Alyssa wasn’t the one at fault.

“No, I’m not mad. If you need anything, I’m just over there.” I jerked my thumb toward the living room and shut her door, more than ready to be alone.

* * *

An hour later, I was sitting out on the porch steps in the cold.

I’d taken a shower and gotten into my pajamas before draping a blanket over my shoulders and heading outside. Even I couldn’t say why I was sitting there, staring up into the dark sky speckled with the occasional bright star.

Alyssa hadn’t come out of her room, and I’d also tried to lie down in bed to no avail. I’d even put in my earbuds and listened to some Coldplay songs in a desperate attempt to wind down, but even that hadn’t made me feel the slightest bit better.

Sighing, I shut one eye and held up my index finger to do something silly I used to do when I was a kid: trace imaginary lines between the stars to see if I could uncover some hidden symbol or letter there.

I drew a line between four points, four luminous stars, and the letter that emerged was an…N.

I froze with my arm suspended in midair, grimacing as I continued to stare up at the stars over my head where the giant N loomed.

What the hell?

“Perfect,” I groused, lowering my arm. “Now you’re showing up in the sky as well?” I muttered, as though I were actually talking to Neil.

No matter where he actually was, I always felt like he was somewhere nearby. Or maybe that was just my brain conjuring up unreal visions. Maybe I was just losing my mind. “I’m the hopeless case,” I muttered to myself, trying to think of some way out of this insane situation.

It was clear, however, that there was no real solution except to fully detox from the man.

Neil had infected me with his golden eyes, his domineering personality, and his sly smile, and there was probably no fix for a problem that size.

I rubbed my forehead with one hand, feeling my scar from the accident under my fingers. I sighed heavily.
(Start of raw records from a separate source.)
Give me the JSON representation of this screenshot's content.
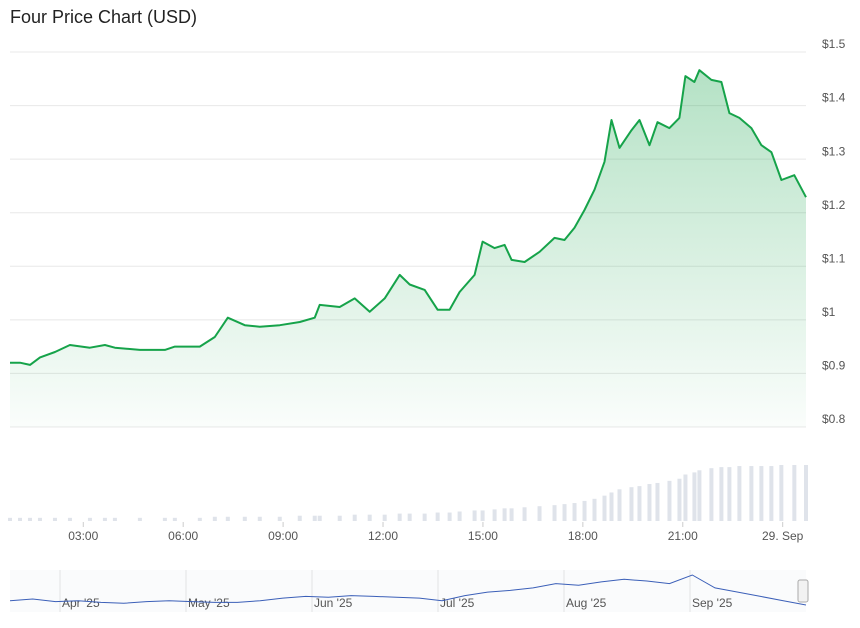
{
  "chart_data": {
    "type": "line",
    "title": "Four Price Chart (USD)",
    "color": "#16a34a",
    "grid": true,
    "x": [
      0.8,
      1.1,
      1.4,
      1.7,
      2.15,
      2.6,
      3.2,
      3.65,
      3.95,
      4.7,
      5.45,
      5.75,
      6.5,
      6.95,
      7.34,
      7.85,
      8.3,
      8.9,
      9.5,
      9.95,
      10.1,
      10.7,
      11.15,
      11.6,
      12.05,
      12.5,
      12.8,
      13.25,
      13.64,
      14.0,
      14.3,
      14.75,
      14.99,
      15.35,
      15.65,
      15.86,
      16.25,
      16.7,
      17.15,
      17.45,
      17.75,
      18.05,
      18.35,
      18.65,
      18.86,
      19.1,
      19.46,
      19.7,
      20.0,
      20.24,
      20.6,
      20.9,
      21.08,
      21.35,
      21.5,
      21.86,
      22.16,
      22.4,
      22.7,
      23.06,
      23.36,
      23.66,
      23.96,
      24.35,
      24.7
    ],
    "values": [
      0.92,
      0.92,
      0.916,
      0.93,
      0.94,
      0.953,
      0.948,
      0.953,
      0.948,
      0.944,
      0.944,
      0.95,
      0.95,
      0.968,
      1.004,
      0.99,
      0.987,
      0.99,
      0.996,
      1.004,
      1.028,
      1.024,
      1.04,
      1.015,
      1.04,
      1.084,
      1.066,
      1.056,
      1.019,
      1.019,
      1.052,
      1.084,
      1.146,
      1.134,
      1.14,
      1.112,
      1.108,
      1.127,
      1.153,
      1.149,
      1.172,
      1.205,
      1.243,
      1.295,
      1.373,
      1.321,
      1.354,
      1.373,
      1.326,
      1.369,
      1.358,
      1.377,
      1.455,
      1.444,
      1.466,
      1.448,
      1.444,
      1.386,
      1.377,
      1.358,
      1.326,
      1.313,
      1.261,
      1.27,
      1.229
    ],
    "volume": [
      3,
      3,
      3,
      3,
      3,
      3,
      3,
      3,
      3,
      3,
      3,
      3,
      3,
      4,
      4,
      4,
      4,
      4,
      5,
      5,
      5,
      5,
      6,
      6,
      6,
      7,
      7,
      7,
      8,
      8,
      9,
      10,
      10,
      11,
      12,
      12,
      13,
      14,
      15,
      16,
      17,
      19,
      21,
      24,
      27,
      30,
      32,
      33,
      35,
      36,
      38,
      40,
      44,
      46,
      48,
      50,
      51,
      51,
      52,
      52,
      52,
      52,
      53,
      53,
      53
    ],
    "xlim": [
      0.8,
      24.7
    ],
    "ylim": [
      0.8,
      1.5
    ],
    "xticks": [
      {
        "value": 3,
        "label": "03:00"
      },
      {
        "value": 6,
        "label": "06:00"
      },
      {
        "value": 9,
        "label": "09:00"
      },
      {
        "value": 12,
        "label": "12:00"
      },
      {
        "value": 15,
        "label": "15:00"
      },
      {
        "value": 18,
        "label": "18:00"
      },
      {
        "value": 21,
        "label": "21:00"
      },
      {
        "value": 24,
        "label": "29. Sep"
      }
    ],
    "yticks": [
      {
        "value": 1.5,
        "label": "$1.5"
      },
      {
        "value": 1.4,
        "label": "$1.4"
      },
      {
        "value": 1.3,
        "label": "$1.3"
      },
      {
        "value": 1.2,
        "label": "$1.2"
      },
      {
        "value": 1.1,
        "label": "$1.1"
      },
      {
        "value": 1,
        "label": "$1"
      },
      {
        "value": 0.9,
        "label": "$0.9"
      },
      {
        "value": 0.8,
        "label": "$0.8"
      }
    ],
    "navigator": {
      "categories": [
        "Apr '25",
        "May '25",
        "Jun '25",
        "Jul '25",
        "Aug '25",
        "Sep '25"
      ],
      "values": [
        0.8,
        0.82,
        0.79,
        0.8,
        0.78,
        0.77,
        0.79,
        0.8,
        0.79,
        0.78,
        0.78,
        0.8,
        0.83,
        0.85,
        0.84,
        0.86,
        0.85,
        0.84,
        0.83,
        0.8,
        0.86,
        0.9,
        0.92,
        0.95,
        1.0,
        0.98,
        1.02,
        1.05,
        1.03,
        1.0,
        1.1,
        0.95,
        0.9,
        0.85,
        0.8,
        0.75
      ]
    }
  }
}
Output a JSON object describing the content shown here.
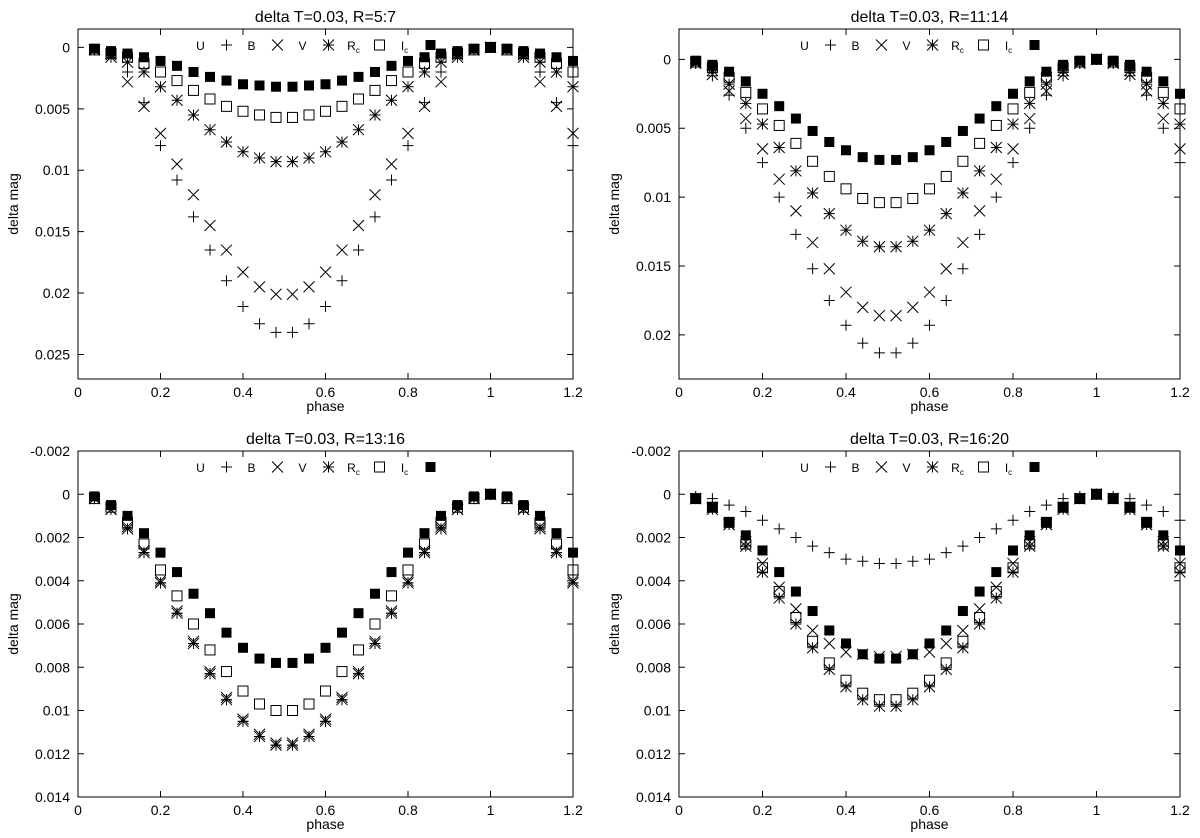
{
  "chart_data": [
    {
      "type": "scatter",
      "title": "delta T=0.03, R=5:7",
      "xlabel": "phase",
      "ylabel": "delta mag",
      "xlim": [
        0,
        1.2
      ],
      "ylim": [
        0.027,
        -0.0015
      ],
      "y_inverted": true,
      "xticks": [
        "0",
        "0.2",
        "0.4",
        "0.6",
        "0.8",
        "1",
        "1.2"
      ],
      "yticks": [
        "0",
        "0.005",
        "0.01",
        "0.015",
        "0.02",
        "0.025"
      ],
      "legend_position": "top-center",
      "x": [
        0.04,
        0.08,
        0.12,
        0.16,
        0.2,
        0.24,
        0.28,
        0.32,
        0.36,
        0.4,
        0.44,
        0.48,
        0.52,
        0.56,
        0.6,
        0.64,
        0.68,
        0.72,
        0.76,
        0.8,
        0.84,
        0.88,
        0.92,
        0.96,
        1.0,
        1.04,
        1.08,
        1.12,
        1.16,
        1.2
      ],
      "series": [
        {
          "name": "U",
          "marker": "plus",
          "values": [
            0.0002,
            0.0007,
            0.002,
            0.0045,
            0.008,
            0.0108,
            0.0138,
            0.0165,
            0.019,
            0.0211,
            0.0225,
            0.0232,
            0.0232,
            0.0225,
            0.0211,
            0.019,
            0.0165,
            0.0138,
            0.0108,
            0.008,
            0.0045,
            0.002,
            0.0007,
            0.0002,
            0.0,
            0.0002,
            0.0007,
            0.002,
            0.0045,
            0.008
          ]
        },
        {
          "name": "B",
          "marker": "cross",
          "values": [
            0.0002,
            0.0006,
            0.0028,
            0.0048,
            0.007,
            0.0095,
            0.012,
            0.0145,
            0.0165,
            0.0183,
            0.0195,
            0.0201,
            0.0201,
            0.0195,
            0.0183,
            0.0165,
            0.0145,
            0.012,
            0.0095,
            0.007,
            0.0048,
            0.0028,
            0.0006,
            0.0002,
            0.0,
            0.0002,
            0.0006,
            0.0028,
            0.0048,
            0.007
          ]
        },
        {
          "name": "V",
          "marker": "star",
          "values": [
            0.0002,
            0.0008,
            0.0012,
            0.002,
            0.0032,
            0.0043,
            0.0055,
            0.0067,
            0.0077,
            0.0085,
            0.009,
            0.0093,
            0.0093,
            0.009,
            0.0085,
            0.0077,
            0.0067,
            0.0055,
            0.0043,
            0.0032,
            0.002,
            0.0012,
            0.0008,
            0.0002,
            0.0,
            0.0002,
            0.0008,
            0.0012,
            0.002,
            0.0032
          ]
        },
        {
          "name": "R_c",
          "marker": "square-open",
          "values": [
            0.0002,
            0.0005,
            0.0008,
            0.0013,
            0.002,
            0.0027,
            0.0035,
            0.0042,
            0.0048,
            0.0052,
            0.0055,
            0.0057,
            0.0057,
            0.0055,
            0.0052,
            0.0048,
            0.0042,
            0.0035,
            0.0027,
            0.002,
            0.0013,
            0.0008,
            0.0005,
            0.0002,
            0.0,
            0.0002,
            0.0005,
            0.0008,
            0.0013,
            0.002
          ]
        },
        {
          "name": "I_c",
          "marker": "square-filled",
          "values": [
            0.0001,
            0.0003,
            0.0005,
            0.0008,
            0.0011,
            0.0015,
            0.002,
            0.0024,
            0.0027,
            0.003,
            0.0031,
            0.0032,
            0.0032,
            0.0031,
            0.003,
            0.0027,
            0.0024,
            0.002,
            0.0015,
            0.0011,
            0.0008,
            0.0005,
            0.0003,
            0.0001,
            0.0,
            0.0001,
            0.0003,
            0.0005,
            0.0008,
            0.0011
          ]
        }
      ]
    },
    {
      "type": "scatter",
      "title": "delta T=0.03, R=11:14",
      "xlabel": "phase",
      "ylabel": "delta mag",
      "xlim": [
        0,
        1.2
      ],
      "ylim": [
        0.0232,
        -0.0022
      ],
      "y_inverted": true,
      "xticks": [
        "0",
        "0.2",
        "0.4",
        "0.6",
        "0.8",
        "1",
        "1.2"
      ],
      "yticks": [
        "0",
        "0.005",
        "0.01",
        "0.015",
        "0.02"
      ],
      "legend_position": "top-center",
      "x": [
        0.04,
        0.08,
        0.12,
        0.16,
        0.2,
        0.24,
        0.28,
        0.32,
        0.36,
        0.4,
        0.44,
        0.48,
        0.52,
        0.56,
        0.6,
        0.64,
        0.68,
        0.72,
        0.76,
        0.8,
        0.84,
        0.88,
        0.92,
        0.96,
        1.0,
        1.04,
        1.08,
        1.12,
        1.16,
        1.2
      ],
      "series": [
        {
          "name": "U",
          "marker": "plus",
          "values": [
            0.0003,
            0.0012,
            0.0026,
            0.005,
            0.0075,
            0.01,
            0.0127,
            0.0152,
            0.0175,
            0.0193,
            0.0206,
            0.0213,
            0.0213,
            0.0206,
            0.0193,
            0.0175,
            0.0152,
            0.0127,
            0.01,
            0.0075,
            0.005,
            0.0026,
            0.0012,
            0.0003,
            0.0,
            0.0003,
            0.0012,
            0.0026,
            0.005,
            0.0075
          ]
        },
        {
          "name": "B",
          "marker": "cross",
          "values": [
            0.0003,
            0.0011,
            0.0023,
            0.0043,
            0.0065,
            0.0087,
            0.011,
            0.0133,
            0.0152,
            0.0169,
            0.018,
            0.0186,
            0.0186,
            0.018,
            0.0169,
            0.0152,
            0.0133,
            0.011,
            0.0087,
            0.0065,
            0.0043,
            0.0023,
            0.0011,
            0.0003,
            0.0,
            0.0003,
            0.0011,
            0.0023,
            0.0043,
            0.0065
          ]
        },
        {
          "name": "V",
          "marker": "star",
          "values": [
            0.0002,
            0.0008,
            0.0018,
            0.0032,
            0.0047,
            0.0064,
            0.0081,
            0.0097,
            0.0112,
            0.0124,
            0.0132,
            0.0136,
            0.0136,
            0.0132,
            0.0124,
            0.0112,
            0.0097,
            0.0081,
            0.0064,
            0.0047,
            0.0032,
            0.0018,
            0.0008,
            0.0002,
            0.0,
            0.0002,
            0.0008,
            0.0018,
            0.0032,
            0.0047
          ]
        },
        {
          "name": "R_c",
          "marker": "square-open",
          "values": [
            0.0002,
            0.0006,
            0.0013,
            0.0024,
            0.0036,
            0.0048,
            0.0061,
            0.0074,
            0.0085,
            0.0094,
            0.0101,
            0.0104,
            0.0104,
            0.0101,
            0.0094,
            0.0085,
            0.0074,
            0.0061,
            0.0048,
            0.0036,
            0.0024,
            0.0013,
            0.0006,
            0.0002,
            0.0,
            0.0002,
            0.0006,
            0.0013,
            0.0024,
            0.0036
          ]
        },
        {
          "name": "I_c",
          "marker": "square-filled",
          "values": [
            0.0001,
            0.0004,
            0.0009,
            0.0016,
            0.0025,
            0.0034,
            0.0043,
            0.0052,
            0.006,
            0.0066,
            0.0071,
            0.0073,
            0.0073,
            0.0071,
            0.0066,
            0.006,
            0.0052,
            0.0043,
            0.0034,
            0.0025,
            0.0016,
            0.0009,
            0.0004,
            0.0001,
            0.0,
            0.0001,
            0.0004,
            0.0009,
            0.0016,
            0.0025
          ]
        }
      ]
    },
    {
      "type": "scatter",
      "title": "delta T=0.03, R=13:16",
      "xlabel": "phase",
      "ylabel": "delta mag",
      "xlim": [
        0,
        1.2
      ],
      "ylim": [
        0.014,
        -0.002
      ],
      "y_inverted": true,
      "xticks": [
        "0",
        "0.2",
        "0.4",
        "0.6",
        "0.8",
        "1",
        "1.2"
      ],
      "yticks": [
        "-0.002",
        "0",
        "0.002",
        "0.004",
        "0.006",
        "0.008",
        "0.01",
        "0.012",
        "0.014"
      ],
      "legend_position": "top-center",
      "x": [
        0.04,
        0.08,
        0.12,
        0.16,
        0.2,
        0.24,
        0.28,
        0.32,
        0.36,
        0.4,
        0.44,
        0.48,
        0.52,
        0.56,
        0.6,
        0.64,
        0.68,
        0.72,
        0.76,
        0.8,
        0.84,
        0.88,
        0.92,
        0.96,
        1.0,
        1.04,
        1.08,
        1.12,
        1.16,
        1.2
      ],
      "series": [
        {
          "name": "U",
          "marker": "plus",
          "values": [
            0.0002,
            0.0007,
            0.0016,
            0.0027,
            0.0041,
            0.0055,
            0.0069,
            0.0083,
            0.0095,
            0.0105,
            0.0112,
            0.0116,
            0.0116,
            0.0112,
            0.0105,
            0.0095,
            0.0083,
            0.0069,
            0.0055,
            0.0041,
            0.0027,
            0.0016,
            0.0007,
            0.0002,
            0.0,
            0.0002,
            0.0007,
            0.0016,
            0.0027,
            0.0041
          ]
        },
        {
          "name": "B",
          "marker": "cross",
          "values": [
            0.0002,
            0.0007,
            0.0015,
            0.0026,
            0.004,
            0.0054,
            0.0068,
            0.0082,
            0.0094,
            0.0104,
            0.0111,
            0.0115,
            0.0115,
            0.0111,
            0.0104,
            0.0094,
            0.0082,
            0.0068,
            0.0054,
            0.004,
            0.0026,
            0.0015,
            0.0007,
            0.0002,
            0.0,
            0.0002,
            0.0007,
            0.0015,
            0.0026,
            0.004
          ]
        },
        {
          "name": "V",
          "marker": "star",
          "values": [
            0.0002,
            0.0007,
            0.0016,
            0.0027,
            0.0041,
            0.0055,
            0.0069,
            0.0083,
            0.0095,
            0.0105,
            0.0112,
            0.0116,
            0.0116,
            0.0112,
            0.0105,
            0.0095,
            0.0083,
            0.0069,
            0.0055,
            0.0041,
            0.0027,
            0.0016,
            0.0007,
            0.0002,
            0.0,
            0.0002,
            0.0007,
            0.0016,
            0.0027,
            0.0041
          ]
        },
        {
          "name": "R_c",
          "marker": "square-open",
          "values": [
            0.0002,
            0.0006,
            0.0013,
            0.0023,
            0.0035,
            0.0047,
            0.006,
            0.0072,
            0.0082,
            0.0091,
            0.0097,
            0.01,
            0.01,
            0.0097,
            0.0091,
            0.0082,
            0.0072,
            0.006,
            0.0047,
            0.0035,
            0.0023,
            0.0013,
            0.0006,
            0.0002,
            0.0,
            0.0002,
            0.0006,
            0.0013,
            0.0023,
            0.0035
          ]
        },
        {
          "name": "I_c",
          "marker": "square-filled",
          "values": [
            0.0001,
            0.0005,
            0.001,
            0.0018,
            0.0027,
            0.0036,
            0.0046,
            0.0055,
            0.0064,
            0.0071,
            0.0076,
            0.0078,
            0.0078,
            0.0076,
            0.0071,
            0.0064,
            0.0055,
            0.0046,
            0.0036,
            0.0027,
            0.0018,
            0.001,
            0.0005,
            0.0001,
            0.0,
            0.0001,
            0.0005,
            0.001,
            0.0018,
            0.0027
          ]
        }
      ]
    },
    {
      "type": "scatter",
      "title": "delta T=0.03, R=16:20",
      "xlabel": "phase",
      "ylabel": "delta mag",
      "xlim": [
        0,
        1.2
      ],
      "ylim": [
        0.014,
        -0.002
      ],
      "y_inverted": true,
      "xticks": [
        "0",
        "0.2",
        "0.4",
        "0.6",
        "0.8",
        "1",
        "1.2"
      ],
      "yticks": [
        "-0.002",
        "0",
        "0.002",
        "0.004",
        "0.006",
        "0.008",
        "0.01",
        "0.012",
        "0.014"
      ],
      "legend_position": "top-center",
      "x": [
        0.04,
        0.08,
        0.12,
        0.16,
        0.2,
        0.24,
        0.28,
        0.32,
        0.36,
        0.4,
        0.44,
        0.48,
        0.52,
        0.56,
        0.6,
        0.64,
        0.68,
        0.72,
        0.76,
        0.8,
        0.84,
        0.88,
        0.92,
        0.96,
        1.0,
        1.04,
        1.08,
        1.12,
        1.16,
        1.2
      ],
      "series": [
        {
          "name": "U",
          "marker": "plus",
          "values": [
            0.0001,
            0.0002,
            0.0005,
            0.0008,
            0.0012,
            0.0016,
            0.002,
            0.0024,
            0.0027,
            0.003,
            0.0031,
            0.0032,
            0.0032,
            0.0031,
            0.003,
            0.0027,
            0.0024,
            0.002,
            0.0016,
            0.0012,
            0.0008,
            0.0005,
            0.0002,
            0.0001,
            0.0,
            0.0001,
            0.0002,
            0.0005,
            0.0008,
            0.0012
          ]
        },
        {
          "name": "B",
          "marker": "cross",
          "values": [
            0.0002,
            0.0006,
            0.0014,
            0.0022,
            0.0032,
            0.0043,
            0.0053,
            0.0063,
            0.0069,
            0.0073,
            0.0074,
            0.0075,
            0.0075,
            0.0074,
            0.0073,
            0.0069,
            0.0063,
            0.0053,
            0.0043,
            0.0032,
            0.0022,
            0.0014,
            0.0006,
            0.0002,
            0.0,
            0.0002,
            0.0006,
            0.0014,
            0.0022,
            0.0032
          ]
        },
        {
          "name": "V",
          "marker": "star",
          "values": [
            0.0002,
            0.0007,
            0.0014,
            0.0024,
            0.0036,
            0.0048,
            0.006,
            0.0071,
            0.0081,
            0.0089,
            0.0095,
            0.0098,
            0.0098,
            0.0095,
            0.0089,
            0.0081,
            0.0071,
            0.006,
            0.0048,
            0.0036,
            0.0024,
            0.0014,
            0.0007,
            0.0002,
            0.0,
            0.0002,
            0.0007,
            0.0014,
            0.0024,
            0.0036
          ]
        },
        {
          "name": "R_c",
          "marker": "square-open",
          "values": [
            0.0002,
            0.0006,
            0.0013,
            0.0023,
            0.0034,
            0.0045,
            0.0057,
            0.0068,
            0.0078,
            0.0086,
            0.0092,
            0.0095,
            0.0095,
            0.0092,
            0.0086,
            0.0078,
            0.0068,
            0.0057,
            0.0045,
            0.0034,
            0.0023,
            0.0013,
            0.0006,
            0.0002,
            0.0,
            0.0002,
            0.0006,
            0.0013,
            0.0023,
            0.0034
          ]
        },
        {
          "name": "I_c",
          "marker": "square-filled",
          "values": [
            0.0002,
            0.0006,
            0.0013,
            0.0019,
            0.0026,
            0.0036,
            0.0045,
            0.0054,
            0.0063,
            0.0069,
            0.0074,
            0.0076,
            0.0076,
            0.0074,
            0.0069,
            0.0063,
            0.0054,
            0.0045,
            0.0036,
            0.0026,
            0.0019,
            0.0013,
            0.0006,
            0.0002,
            0.0,
            0.0002,
            0.0006,
            0.0013,
            0.0019,
            0.0026
          ]
        }
      ]
    }
  ]
}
I wanted Neil to get out of my head. I wanted to forget all about him and about what Alyssa had told me, but that human disaster continued to occupy all my thoughts.

He simply refused to leave.

“What symbol did you find?” I gasped at the sound of my mother’s voice.

She stood in front of me with Anton Coleman at her side. She observed me with her usual affectionate expression—she knew me well enough to know exactly what I had been doing—while Anton frowned. He was probably wondering what I was doing sitting out on the porch in the cold in a pair of pink pajamas at least two sizes too big and a yellow comforter around my shoulders.

“I found a letter. Doesn’t matter which one…” I answered flatly, waving my hand. Mom didn’t like Neil, or, rather, she didn’t trust him, and so I tried not to bring him up with her. She would undoubtedly have forbidden me to see him if she found out all the things I’d gone out of my way not to tell her.

“Hi, Selene.” Anton smiled at me and pulled back the arm that he’d had wrapped around my mother’s waist. It was a quick, hesitant movement, like he was afraid of how I might react.

I’d known for a while that they were seeing each other, though my mother hadn’t made anything official. She kept telling me they were just getting to know each other, so I didn’t push her too much on it.